Everything I’ve said in my opening paragraph is - I like to think - fact, and this disc has got to be worth hearing or purchasing if only to experience the electricity of that occasion. No CD studio recording, nor even a heavily-edited digitally-corrected ‘live’ recording, can replace the sensation of music-making as it happens. This is especially the case with a lone artist intoning some of music’s noblest and most sublime statements, in front of thousands of awestruck listeners, none of them (one imagines…) daring to move or breathe for fear of disturbing the peace, that unpreservable sense of moment!

Where’s the catch, you ask, detecting a note of reservation amidst my passionate eulogy? Well there isn’t one. Not really: not unless you demand perfection. The trouble is, near-perfect music deserves near-perfect playing. And, inspired though Kagan is, there are stylistic oversights and missed opportunities which, once the novelty has worn off, may irritate you. And, technically masterly though his playing is, there is some poor tuning, and countless imperfections - if not ragged patches - which, on repeated listening, may frustrate you. But none of these is of sufficient consequence to warrant singling out here.

Stylistically, this is not as enlightened as the best. Trills are often plain wrong! Old-style long (in the sense of full-length) notes abound, and sprightly detached articulation is a comparative rarity. Of course arpeggiated multiple stops are almost inevitable with modern bows. Unless your name’s Grumiaux, Szeryng, Kremer or Perlman.

Among my disappointments is the voicing of fugues. Kagan seems content to play lines as written, without obviously distinguishing between primary (i.e. important) and secondary (i.e. less important) material. I’m sure this is not so much a matter of making life easier for himself (which it most certainly does) as apparent unconcern for the music’s essential character and structure.

The same concern surfaces in a different way during the great D minor Chaconne.

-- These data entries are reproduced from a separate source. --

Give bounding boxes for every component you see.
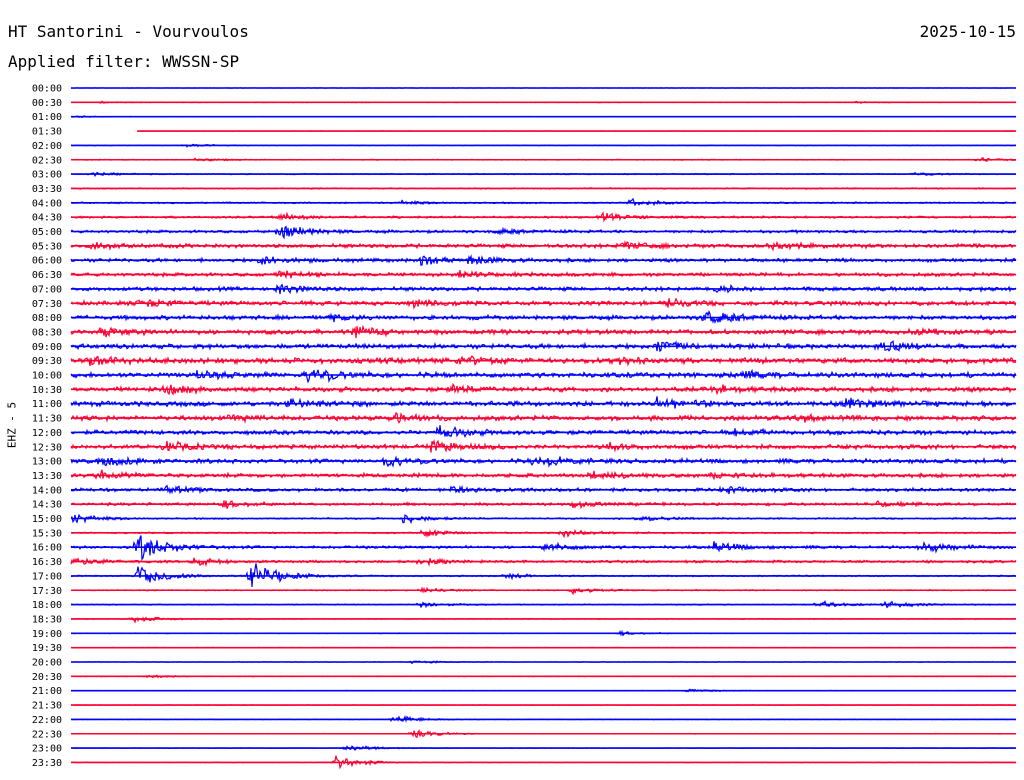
time-tick-label: 15:30 — [32, 528, 62, 539]
time-tick-label: 09:30 — [32, 356, 62, 367]
time-tick-label: 13:30 — [32, 471, 62, 482]
time-tick-label: 18:30 — [32, 614, 62, 625]
time-tick-label: 01:00 — [32, 112, 62, 123]
time-tick-label: 02:30 — [32, 155, 62, 166]
time-tick-label: 19:30 — [32, 643, 62, 654]
station-title: HT Santorini - Vourvoulos — [8, 22, 249, 41]
time-tick-label: 11:00 — [32, 399, 62, 410]
time-tick-label: 10:30 — [32, 385, 62, 396]
time-tick-label: 00:00 — [32, 84, 62, 95]
time-tick-label: 20:30 — [32, 672, 62, 683]
time-tick-label: 02:00 — [32, 141, 62, 152]
time-tick-label: 05:30 — [32, 241, 62, 252]
seismic-trace-line — [70, 469, 1017, 481]
record-date: 2025-10-15 — [919, 22, 1016, 41]
time-tick-label: 22:00 — [32, 715, 62, 726]
time-tick-label: 07:00 — [32, 284, 62, 295]
time-tick-label: 00:30 — [32, 98, 62, 109]
time-tick-label: 03:00 — [32, 170, 62, 181]
time-tick-label: 04:00 — [32, 198, 62, 209]
time-tick-label: 22:30 — [32, 729, 62, 740]
time-tick-label: 15:00 — [32, 514, 62, 525]
time-tick-label: 17:00 — [32, 571, 62, 582]
time-tick-label: 10:00 — [32, 371, 62, 382]
time-tick-label: 16:00 — [32, 543, 62, 554]
time-tick-label: 16:30 — [32, 557, 62, 568]
time-tick-label: 19:00 — [32, 629, 62, 640]
filter-label: Applied filter: WWSSN-SP — [8, 52, 240, 71]
time-tick-label: 07:30 — [32, 299, 62, 310]
seismic-trace-line — [70, 425, 1017, 439]
time-tick-label: 20:00 — [32, 658, 62, 669]
time-tick-label: 08:30 — [32, 327, 62, 338]
time-tick-label: 23:30 — [32, 758, 62, 769]
time-tick-label: 06:00 — [32, 256, 62, 267]
time-tick-label: 06:30 — [32, 270, 62, 281]
time-tick-label: 09:00 — [32, 342, 62, 353]
time-tick-label: 12:30 — [32, 442, 62, 453]
time-tick-label: 14:00 — [32, 485, 62, 496]
seismic-trace-line — [70, 396, 1017, 409]
seismic-trace-line — [70, 197, 1017, 207]
time-tick-label: 08:00 — [32, 313, 62, 324]
time-tick-label: 13:00 — [32, 457, 62, 468]
time-tick-label: 12:00 — [32, 428, 62, 439]
time-tick-label: 21:00 — [32, 686, 62, 697]
time-tick-label: 21:30 — [32, 701, 62, 712]
time-tick-label: 03:30 — [32, 184, 62, 195]
time-tick-label: 23:00 — [32, 744, 62, 755]
time-tick-label: 04:30 — [32, 213, 62, 224]
time-tick-label: 14:30 — [32, 500, 62, 511]
time-tick-label: 18:00 — [32, 600, 62, 611]
time-tick-label: 11:30 — [32, 414, 62, 425]
time-tick-label: 17:30 — [32, 586, 62, 597]
time-tick-label: 01:30 — [32, 127, 62, 138]
time-tick-label: 05:00 — [32, 227, 62, 238]
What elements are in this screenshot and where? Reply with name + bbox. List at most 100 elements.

This is a set of variations on a ground bass, and Kagan sees this so much as a unified piece - fair enough, you may think - that he plays through from start to finish without pausing for a breath. Not even the group of D major variations is set apart: it needs the player to set back a pace or two, and quieten. For me, the way Kagan plays this (with insufficient ‘space’) creates a feeling of self-importance. And, mere musician that I am, writing about music passed - so I dare believe - from God Himself through His humblest servant, no mere artist - not even a great artist - has the right to stand in the way of our hearing this music as God, or Bach, intended.

Worshippers of Kagan, and there must be millions of them, will be undeterred. This is a valuable historical document. And, as such, it’s matchless.

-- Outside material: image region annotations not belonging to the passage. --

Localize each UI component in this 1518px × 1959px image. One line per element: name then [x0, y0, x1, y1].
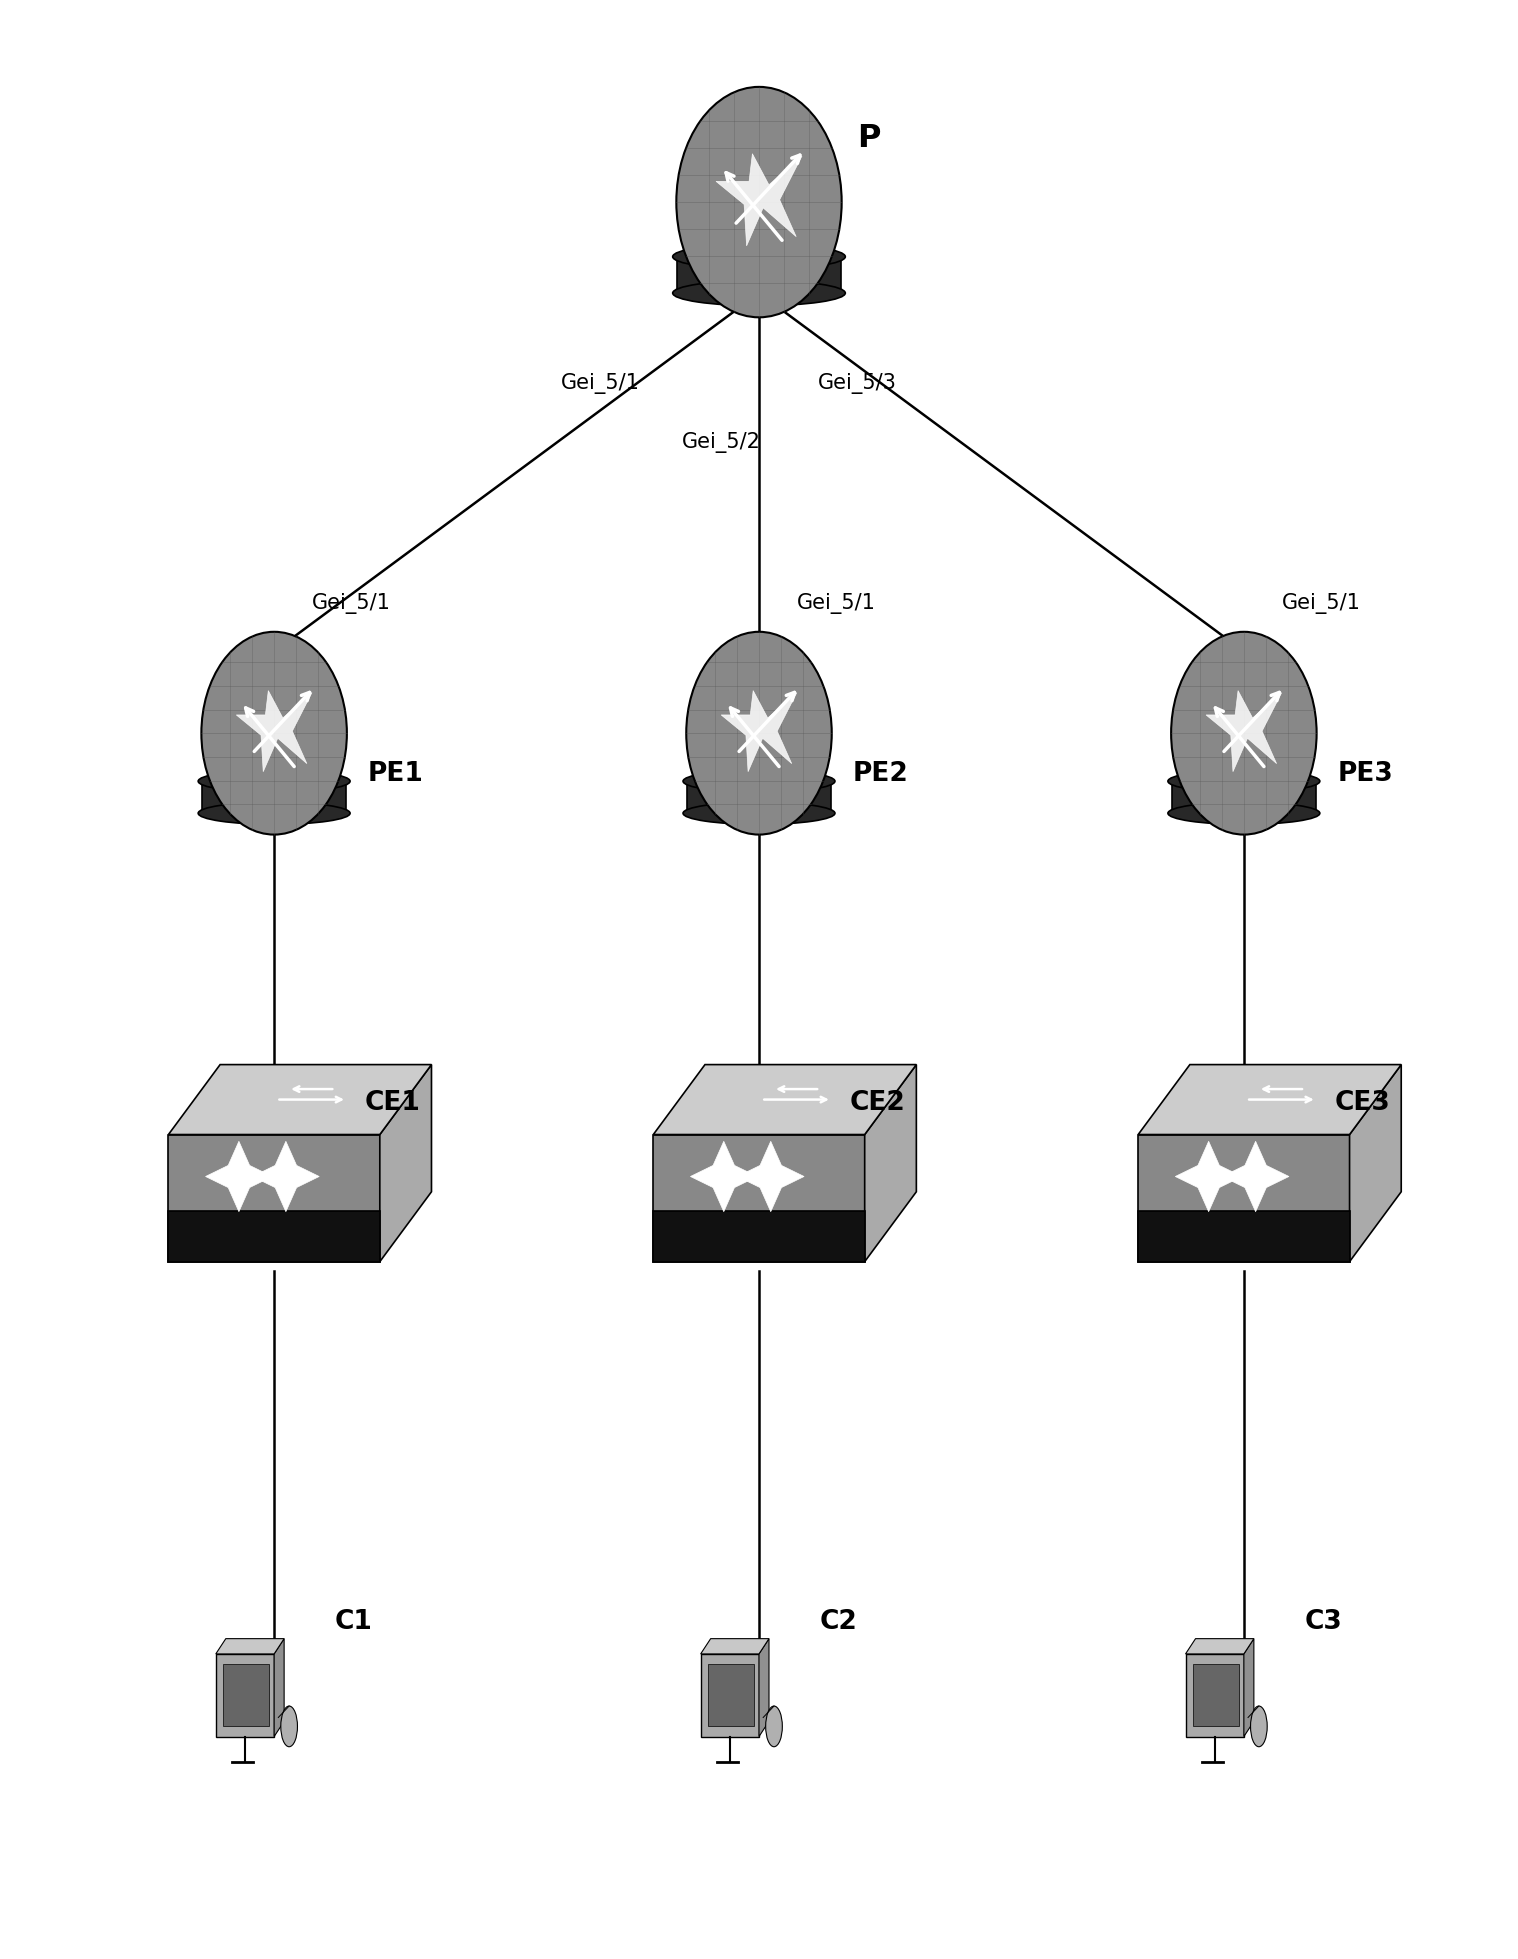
Ellipse shape — [199, 801, 351, 825]
Polygon shape — [1172, 782, 1316, 813]
Polygon shape — [205, 1142, 272, 1213]
Ellipse shape — [683, 770, 835, 791]
Ellipse shape — [1251, 1706, 1268, 1747]
Text: CE2: CE2 — [850, 1091, 906, 1117]
Polygon shape — [1175, 1142, 1242, 1213]
Polygon shape — [1138, 1134, 1350, 1262]
Polygon shape — [1193, 1663, 1239, 1726]
Polygon shape — [738, 1142, 805, 1213]
Polygon shape — [216, 1653, 275, 1736]
Polygon shape — [202, 782, 346, 813]
Ellipse shape — [1167, 770, 1319, 791]
Polygon shape — [1186, 1638, 1254, 1653]
Polygon shape — [1138, 1211, 1350, 1262]
Ellipse shape — [199, 770, 351, 791]
Text: C3: C3 — [1304, 1608, 1342, 1636]
Polygon shape — [865, 1064, 917, 1262]
Polygon shape — [1205, 692, 1281, 772]
Ellipse shape — [683, 801, 835, 825]
Polygon shape — [1186, 1653, 1243, 1736]
Ellipse shape — [765, 1706, 782, 1747]
Polygon shape — [1222, 1142, 1289, 1213]
Polygon shape — [216, 1638, 284, 1653]
Ellipse shape — [672, 245, 846, 268]
Ellipse shape — [1170, 633, 1316, 835]
Polygon shape — [252, 1142, 319, 1213]
Text: PE3: PE3 — [1337, 762, 1394, 788]
Text: Gei_5/1: Gei_5/1 — [797, 594, 876, 613]
Polygon shape — [653, 1211, 865, 1262]
Polygon shape — [1350, 1064, 1401, 1262]
Polygon shape — [1243, 1638, 1254, 1736]
Polygon shape — [168, 1064, 431, 1134]
Polygon shape — [691, 1142, 757, 1213]
Polygon shape — [677, 257, 841, 294]
Polygon shape — [701, 1653, 759, 1736]
Ellipse shape — [281, 1706, 298, 1747]
Polygon shape — [721, 692, 797, 772]
Polygon shape — [701, 1638, 770, 1653]
Text: Gei_5/1: Gei_5/1 — [1281, 594, 1360, 613]
Polygon shape — [168, 1134, 380, 1262]
Polygon shape — [237, 692, 313, 772]
Polygon shape — [1138, 1064, 1401, 1134]
Ellipse shape — [677, 86, 841, 317]
Ellipse shape — [1167, 801, 1319, 825]
Ellipse shape — [672, 280, 846, 306]
Text: Gei_5/2: Gei_5/2 — [682, 431, 761, 453]
Text: PE2: PE2 — [853, 762, 909, 788]
Text: C2: C2 — [820, 1608, 858, 1636]
Ellipse shape — [686, 633, 832, 835]
Polygon shape — [380, 1064, 431, 1262]
Text: Gei_5/1: Gei_5/1 — [313, 594, 390, 613]
Polygon shape — [223, 1663, 270, 1726]
Ellipse shape — [202, 633, 348, 835]
Polygon shape — [707, 1663, 754, 1726]
Polygon shape — [653, 1064, 917, 1134]
Text: P: P — [858, 123, 880, 155]
Text: CE3: CE3 — [1334, 1091, 1390, 1117]
Text: Gei_5/3: Gei_5/3 — [818, 372, 897, 394]
Text: PE1: PE1 — [367, 762, 424, 788]
Polygon shape — [716, 153, 802, 247]
Polygon shape — [275, 1638, 284, 1736]
Text: Gei_5/1: Gei_5/1 — [560, 372, 639, 394]
Text: C1: C1 — [335, 1608, 372, 1636]
Polygon shape — [686, 782, 832, 813]
Polygon shape — [653, 1134, 865, 1262]
Polygon shape — [168, 1211, 380, 1262]
Polygon shape — [759, 1638, 770, 1736]
Text: CE1: CE1 — [364, 1091, 420, 1117]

Worshippers of Bach should stick with Rachel Podger’s miraculous set on Channel Classics. Or the incomparable Grumiaux on Phillips Duo - one of recorded music’s highest pinnacles. Or try Lucy van Dael on Naxos: wonderful!

Beware of coughs, bumps and applause - you get the lot, in plenty. But you get also some extraordinary playing of extraordinary music, and a record of an extraordinary occasion.